Burkert was awake for the operation, but the drugs they pumped into him ensured that he didn't feel a thing. "I knew they were working on me, but I couldn't feel anything," he said.

The surgeons inserted two bare-metal stents into his blood vessels, latticework tubes that keep open arteries that have been cleared using angioplasty.

About two weeks later, Burkert experienced some discomfort and went back to the hospital. Doctors performed a second angioplasty and inserted a third stent.

Burkert is convinced that without the medical technology used to treat him, he would have died from his heart attack.

"The heart attack I had used to be called the Widowmaker, because once you had it, there was nothing they could do," he said. "But that was before angioplasty and stents, so I guess I feel kind of lucky."

He hasn't had a bit of trouble since.
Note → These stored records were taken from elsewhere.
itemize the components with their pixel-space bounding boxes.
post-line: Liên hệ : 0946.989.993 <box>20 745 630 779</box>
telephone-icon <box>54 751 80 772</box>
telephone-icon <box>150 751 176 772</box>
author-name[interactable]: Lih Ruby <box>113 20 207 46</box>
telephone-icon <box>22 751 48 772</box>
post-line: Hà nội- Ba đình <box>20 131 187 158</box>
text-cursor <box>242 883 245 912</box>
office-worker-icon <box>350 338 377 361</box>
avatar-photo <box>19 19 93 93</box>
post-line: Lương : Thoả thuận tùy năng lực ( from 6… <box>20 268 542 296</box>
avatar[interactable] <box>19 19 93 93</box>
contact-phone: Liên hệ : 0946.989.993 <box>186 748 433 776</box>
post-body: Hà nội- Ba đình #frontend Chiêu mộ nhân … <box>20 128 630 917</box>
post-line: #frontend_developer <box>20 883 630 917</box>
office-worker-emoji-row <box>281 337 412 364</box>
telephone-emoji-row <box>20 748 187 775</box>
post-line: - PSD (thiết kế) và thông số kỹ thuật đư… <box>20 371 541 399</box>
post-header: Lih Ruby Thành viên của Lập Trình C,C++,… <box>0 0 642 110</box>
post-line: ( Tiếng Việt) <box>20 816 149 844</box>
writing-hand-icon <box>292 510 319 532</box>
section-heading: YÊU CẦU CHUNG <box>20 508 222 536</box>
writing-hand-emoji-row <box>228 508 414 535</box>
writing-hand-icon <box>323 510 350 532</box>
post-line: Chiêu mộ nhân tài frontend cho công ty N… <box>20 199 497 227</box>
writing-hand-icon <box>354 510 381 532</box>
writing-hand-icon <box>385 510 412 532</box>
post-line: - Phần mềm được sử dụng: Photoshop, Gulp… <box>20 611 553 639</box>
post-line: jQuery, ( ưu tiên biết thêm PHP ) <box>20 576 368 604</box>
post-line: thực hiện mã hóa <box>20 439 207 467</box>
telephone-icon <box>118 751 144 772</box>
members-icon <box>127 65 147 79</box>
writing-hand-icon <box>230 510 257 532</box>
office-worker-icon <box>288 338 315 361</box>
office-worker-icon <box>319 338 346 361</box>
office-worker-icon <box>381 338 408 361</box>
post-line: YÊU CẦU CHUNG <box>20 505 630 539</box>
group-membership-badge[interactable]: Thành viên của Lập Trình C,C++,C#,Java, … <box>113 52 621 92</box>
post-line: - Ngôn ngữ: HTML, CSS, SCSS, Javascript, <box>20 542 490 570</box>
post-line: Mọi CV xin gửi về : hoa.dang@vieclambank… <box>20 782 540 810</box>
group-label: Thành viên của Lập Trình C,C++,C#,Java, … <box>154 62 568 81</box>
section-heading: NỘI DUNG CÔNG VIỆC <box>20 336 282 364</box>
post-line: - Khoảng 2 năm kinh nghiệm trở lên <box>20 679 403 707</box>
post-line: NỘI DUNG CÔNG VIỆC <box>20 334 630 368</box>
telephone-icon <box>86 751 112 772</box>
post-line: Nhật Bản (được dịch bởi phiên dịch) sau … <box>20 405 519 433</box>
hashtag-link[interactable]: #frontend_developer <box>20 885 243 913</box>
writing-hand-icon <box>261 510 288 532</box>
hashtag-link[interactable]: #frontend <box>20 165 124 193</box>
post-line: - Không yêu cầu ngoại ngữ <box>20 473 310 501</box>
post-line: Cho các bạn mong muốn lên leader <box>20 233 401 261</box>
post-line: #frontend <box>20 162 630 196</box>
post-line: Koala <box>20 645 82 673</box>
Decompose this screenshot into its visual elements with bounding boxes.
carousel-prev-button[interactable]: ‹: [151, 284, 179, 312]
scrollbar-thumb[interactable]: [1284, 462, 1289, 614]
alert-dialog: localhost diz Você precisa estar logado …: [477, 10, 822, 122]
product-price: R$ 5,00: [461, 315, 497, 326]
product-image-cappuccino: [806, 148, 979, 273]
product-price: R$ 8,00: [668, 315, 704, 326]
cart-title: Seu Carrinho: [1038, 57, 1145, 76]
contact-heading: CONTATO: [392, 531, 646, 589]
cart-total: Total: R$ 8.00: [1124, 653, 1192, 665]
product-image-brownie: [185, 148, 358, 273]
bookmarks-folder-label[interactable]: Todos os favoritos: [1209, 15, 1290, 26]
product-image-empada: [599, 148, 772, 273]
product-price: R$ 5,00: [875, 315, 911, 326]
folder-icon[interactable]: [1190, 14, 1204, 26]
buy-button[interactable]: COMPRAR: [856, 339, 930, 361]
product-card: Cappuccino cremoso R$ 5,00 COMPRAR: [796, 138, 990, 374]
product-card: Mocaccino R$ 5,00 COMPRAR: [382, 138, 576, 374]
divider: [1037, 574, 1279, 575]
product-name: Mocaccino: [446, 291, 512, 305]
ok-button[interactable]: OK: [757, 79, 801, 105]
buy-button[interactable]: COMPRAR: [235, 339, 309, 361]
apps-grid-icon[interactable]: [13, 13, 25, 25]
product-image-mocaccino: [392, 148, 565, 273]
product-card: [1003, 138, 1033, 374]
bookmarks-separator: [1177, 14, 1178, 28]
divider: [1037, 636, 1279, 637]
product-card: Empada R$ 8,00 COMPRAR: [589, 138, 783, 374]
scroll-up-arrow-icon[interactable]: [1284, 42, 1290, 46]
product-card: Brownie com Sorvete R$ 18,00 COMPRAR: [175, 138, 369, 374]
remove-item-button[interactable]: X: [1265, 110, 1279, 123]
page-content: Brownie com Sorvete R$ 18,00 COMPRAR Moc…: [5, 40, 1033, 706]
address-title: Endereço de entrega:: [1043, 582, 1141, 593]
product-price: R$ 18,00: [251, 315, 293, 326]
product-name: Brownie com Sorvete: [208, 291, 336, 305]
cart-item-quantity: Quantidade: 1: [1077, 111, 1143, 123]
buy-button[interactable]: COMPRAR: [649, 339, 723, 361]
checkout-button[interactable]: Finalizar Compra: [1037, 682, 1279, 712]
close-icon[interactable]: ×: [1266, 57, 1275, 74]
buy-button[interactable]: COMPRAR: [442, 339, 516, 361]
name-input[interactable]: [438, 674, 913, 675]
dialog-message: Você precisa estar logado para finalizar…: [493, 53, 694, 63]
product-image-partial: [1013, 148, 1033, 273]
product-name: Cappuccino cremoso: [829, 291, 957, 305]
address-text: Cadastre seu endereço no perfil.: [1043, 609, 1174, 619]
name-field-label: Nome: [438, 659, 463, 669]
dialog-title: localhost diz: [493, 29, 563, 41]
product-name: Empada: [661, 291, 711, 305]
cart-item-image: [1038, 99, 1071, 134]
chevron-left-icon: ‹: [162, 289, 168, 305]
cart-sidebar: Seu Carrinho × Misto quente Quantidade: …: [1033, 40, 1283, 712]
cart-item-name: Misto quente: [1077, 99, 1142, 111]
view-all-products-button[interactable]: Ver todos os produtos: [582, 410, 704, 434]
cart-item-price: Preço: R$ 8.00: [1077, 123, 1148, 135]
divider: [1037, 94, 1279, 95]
He takes cholesterol-lowering medication and has some nitroglycerin on hand for chest pains, but that's about it. The cigarette in his mouth when his heart attack struck was the last one he smoked.

Burkert has been concerned about the stents reclosing, especially now that they're a decade old. His doctor has told him not to worry, since there's been no sign of trouble.

He has researched drug-coated stents as possible replacements for his current bare-metal ones, should it come to that. But he's not sure he'd want them, given that they can cause blood clots if you don't take the proper medication.

"I'm not so sure they're any better than what I have," Burkert said. "We'd have to sit and talk. My heart doctor's very good. He'll answer any question you throw at him."